Under the terms of this contract, Babazadeh said volumes supplied by Iran will vary between 20 mcm/d in the colder months and around 35 mcm/d in the warmer months when power demand for air-conditioning rises, Financial Tribune reported.
"Because we do not want to encounter any particular problems during the implementation of the contract, we will tighten all the nuts and bolts from now," Babazadeh said. "We expect to begin gas exports to Basra within six months."
Babazadeh's comments come just days after Iran belatedly began supplying gas to the Iraqi capital Baghdad.
Iran's Deputy Oil Minister Amirhossein Zamaninia said gas exports to Baghdad began on 21 June at a rate of 7 mcm/d, which would gradually ramp up to "a final volume" of 35 mcm/d.
The 2013 six-year agreement to send Iranian gas to Baghdad was originally scheduled for a mid-2014 launch, but faced repeated delays over the volatile security situation in Iraq.

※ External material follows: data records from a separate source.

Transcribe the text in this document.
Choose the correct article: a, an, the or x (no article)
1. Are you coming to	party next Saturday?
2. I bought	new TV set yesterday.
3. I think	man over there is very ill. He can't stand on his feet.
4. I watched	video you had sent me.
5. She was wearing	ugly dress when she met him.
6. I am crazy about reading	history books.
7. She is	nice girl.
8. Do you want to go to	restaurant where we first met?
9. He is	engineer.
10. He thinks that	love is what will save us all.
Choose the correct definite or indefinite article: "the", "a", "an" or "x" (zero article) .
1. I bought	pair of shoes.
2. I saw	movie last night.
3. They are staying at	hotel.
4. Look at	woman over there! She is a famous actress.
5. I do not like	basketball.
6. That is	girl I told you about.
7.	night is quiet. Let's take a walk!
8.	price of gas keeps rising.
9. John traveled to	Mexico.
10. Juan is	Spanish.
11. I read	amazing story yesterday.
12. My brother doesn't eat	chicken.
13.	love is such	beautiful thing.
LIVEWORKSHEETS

Babazadeh said gas export to Baghdad was "progressing well" and expected volumes to rise to 16-18 mcm/d in the second year of supply. The Iranian gas being sent to Baghdad will be paid for by Iraq on a monthly basis by letter of credit to NIGC.
Iraq has now become Iran's second largest gas customer behind Turkey, which imported about 21 mcm/d in 2016, according to the latest BP Statistical Review of World Energy.